Em artigo publicado nos Cadernos de Saúde Pública, autores tratam dos prejuízos da extinção do Consea e explicam a sua importância para a sociedade civil

Por Valentina Leite (Portal de Periódicos Fiocruz) | Foto: Lulucmy (Unsplash)

 

Antes uma ponte entre o governo e a sociedade civil, o Conselho Nacional de Segurança Alimentar e Nutricional (Consea) foi extinto. No início de 2019, o presidente Jair Bolsonaro retirou do Consea a atribuição de propor ao governo federal as diretrizes da política e do plano nacional de segurança alimentar e nutricional, por meio da Medida Provisória 870. Este é o tema de artigo publicado pelos Cadernos de Saúde Pública (vol.35, n.2, fev/2019).

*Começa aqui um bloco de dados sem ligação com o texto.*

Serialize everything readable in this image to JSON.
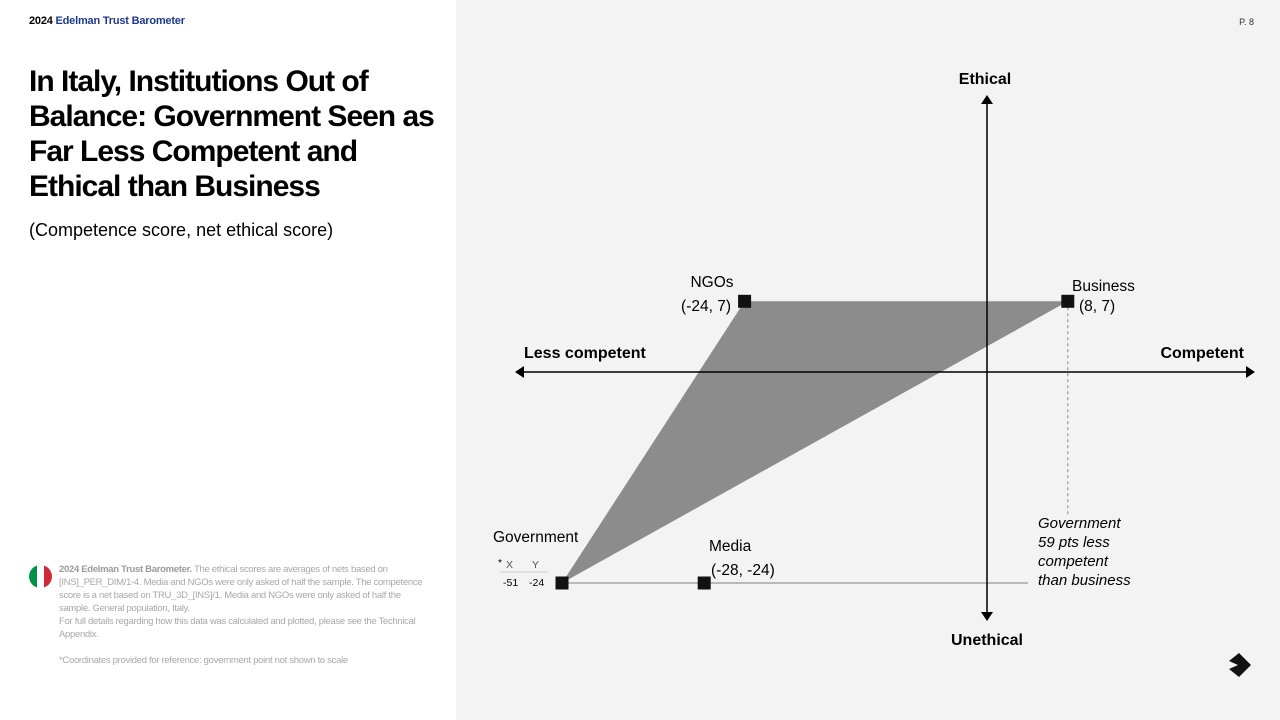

Com o título de A extinção do Conselho Nacional de Segurança Alimentar e Nutricional e a agenda de alimentação e nutrição, o artigo é assinado pela pesquisadora Inês Rugani Ribeiro de Castro, da Universidade do Estado do Rio de Janeiro (Uerj). A autora faz uma análise da conjuntura brasileira no que diz respeito à segurança alimentar e nutricional. Depois, avalia os prejuízos gerados pela perda do Consea.

O Consea era um órgão associado ao presidente da República, responsável por apresentar proposições e exercer o controle social na formulação, execução e monitoramento de todas as políticas de segurança alimentar e nutricional. Sem essas políticas, gera-se o que se chama insegurança alimentar e nutricional, que afeta de forma desigual os diferentes segmentos da sociedade.

De acordo com Ribeiro de Castro, houve um retrocesso. "Importante conquista da sociedade civil após a redemocratização do Brasil e exemplo para diversos países, o Consea foi um espaço de diálogo, de articulação, de aprendizado mútuo e de concertação entre governo e sociedade", destaca no artigo.

Como assinalado no texto, entidades, coalizões, redes e coletivos da sociedade civil e entidades internacionais já se manifestam contra a medida. Em várias cidades do Brasil, atos compõem o Banquetaço, que consiste em um banquete público em forma de protesto. Na Fundação Oswaldo Cruz (Fiocruz), a Escola Nacional de Saúde Pública Sergio Arouca (ENSP/Fiocruz) colabora com a campanha.